Regia di Alberto Cavallone vedi scheda film
Devo ancora metabolizzarlo, ma L'uomo, la donna e la bestia è sicuramente uno dei film più scomodi, accusatori e anarchici mai prodotti in Italia. A. Cavallone era un iconoclasta, un colto provocatore, uno tanto sbeffeggiato dalla società quanto lui ne era l'analizzatore e il documentarista surreale, uno che preferiva essere dimenticato e non visto piuttosto che accettare compromessi che avrebbero snaturato il suo pensiero e il suo stile: che le sue idee fossero condivisibili o meno, oppure in parte, non si può negare almeno qui il sicuro interesse del suo operato antropologico unito a riferimenti culturali di nicchia e il talento visivo, antinarrativo ed essenziale, ossessivo e misterioso.

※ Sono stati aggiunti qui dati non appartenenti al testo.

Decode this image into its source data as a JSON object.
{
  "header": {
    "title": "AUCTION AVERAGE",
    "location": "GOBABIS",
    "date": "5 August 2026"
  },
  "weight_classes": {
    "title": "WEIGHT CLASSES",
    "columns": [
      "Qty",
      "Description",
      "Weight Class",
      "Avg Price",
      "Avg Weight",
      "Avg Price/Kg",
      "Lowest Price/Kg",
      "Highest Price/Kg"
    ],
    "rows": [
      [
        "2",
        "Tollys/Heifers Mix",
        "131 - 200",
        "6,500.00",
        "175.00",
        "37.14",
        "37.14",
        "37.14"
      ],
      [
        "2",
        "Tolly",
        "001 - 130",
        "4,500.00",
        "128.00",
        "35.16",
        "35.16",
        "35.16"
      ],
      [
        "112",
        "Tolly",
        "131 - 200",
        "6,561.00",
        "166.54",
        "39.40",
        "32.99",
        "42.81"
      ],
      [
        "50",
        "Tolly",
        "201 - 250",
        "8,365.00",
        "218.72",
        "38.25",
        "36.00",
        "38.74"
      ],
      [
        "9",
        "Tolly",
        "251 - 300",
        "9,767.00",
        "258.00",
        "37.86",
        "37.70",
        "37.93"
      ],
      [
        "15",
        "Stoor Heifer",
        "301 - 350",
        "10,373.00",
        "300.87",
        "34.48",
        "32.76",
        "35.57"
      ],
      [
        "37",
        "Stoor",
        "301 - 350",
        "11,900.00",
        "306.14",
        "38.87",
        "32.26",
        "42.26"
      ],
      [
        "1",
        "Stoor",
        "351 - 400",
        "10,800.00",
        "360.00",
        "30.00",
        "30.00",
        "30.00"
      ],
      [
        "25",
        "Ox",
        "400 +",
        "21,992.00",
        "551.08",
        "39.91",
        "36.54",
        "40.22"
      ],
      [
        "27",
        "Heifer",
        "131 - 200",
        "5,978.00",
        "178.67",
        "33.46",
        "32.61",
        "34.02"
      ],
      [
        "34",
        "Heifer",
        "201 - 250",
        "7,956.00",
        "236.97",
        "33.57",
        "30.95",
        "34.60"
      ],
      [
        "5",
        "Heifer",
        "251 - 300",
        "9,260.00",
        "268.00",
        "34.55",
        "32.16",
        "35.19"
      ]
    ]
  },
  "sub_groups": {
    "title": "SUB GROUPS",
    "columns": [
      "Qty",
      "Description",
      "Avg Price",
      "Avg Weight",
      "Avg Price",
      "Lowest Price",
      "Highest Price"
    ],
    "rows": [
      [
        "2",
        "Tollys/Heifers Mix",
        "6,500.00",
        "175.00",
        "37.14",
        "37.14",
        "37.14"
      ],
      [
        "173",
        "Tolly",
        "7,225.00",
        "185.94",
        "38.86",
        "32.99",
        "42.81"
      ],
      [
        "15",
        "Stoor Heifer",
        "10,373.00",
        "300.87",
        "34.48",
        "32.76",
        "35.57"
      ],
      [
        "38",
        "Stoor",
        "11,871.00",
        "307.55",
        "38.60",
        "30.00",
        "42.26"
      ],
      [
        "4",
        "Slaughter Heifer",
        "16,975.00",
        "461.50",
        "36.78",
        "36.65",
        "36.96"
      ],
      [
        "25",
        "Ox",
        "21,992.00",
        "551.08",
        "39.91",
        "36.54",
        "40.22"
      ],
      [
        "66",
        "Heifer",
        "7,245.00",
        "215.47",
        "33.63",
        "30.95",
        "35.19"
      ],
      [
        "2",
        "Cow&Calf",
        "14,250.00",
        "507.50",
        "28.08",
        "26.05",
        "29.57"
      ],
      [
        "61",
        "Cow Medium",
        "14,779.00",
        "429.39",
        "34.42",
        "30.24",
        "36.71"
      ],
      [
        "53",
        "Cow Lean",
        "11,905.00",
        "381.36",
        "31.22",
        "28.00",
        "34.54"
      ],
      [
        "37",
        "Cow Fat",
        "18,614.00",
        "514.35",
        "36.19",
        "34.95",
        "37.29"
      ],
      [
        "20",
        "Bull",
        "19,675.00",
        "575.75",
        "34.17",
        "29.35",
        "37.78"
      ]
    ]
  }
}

Un film però più inquieto che inquietante, eppure fondamentalmente sconsolato, distaccatamente aggressivo e per diversi aspetti sconcertante. 8
Una comunità laziale in provincia di Roma è divisa tra la festa patronale e le proprie ossessioni di natura erotica, liberate dall'arrivo di un vagabondo (alter ego dello stesso regista), con reinventati riferimenti a Pasolini e Bunuel, e con citazioni di Max Ernst, Courbet, Bataille, Sade e Lautréamont.
Claudio Tallino e un brano dallo stupendo Peer Gynt di Edvard Grieg.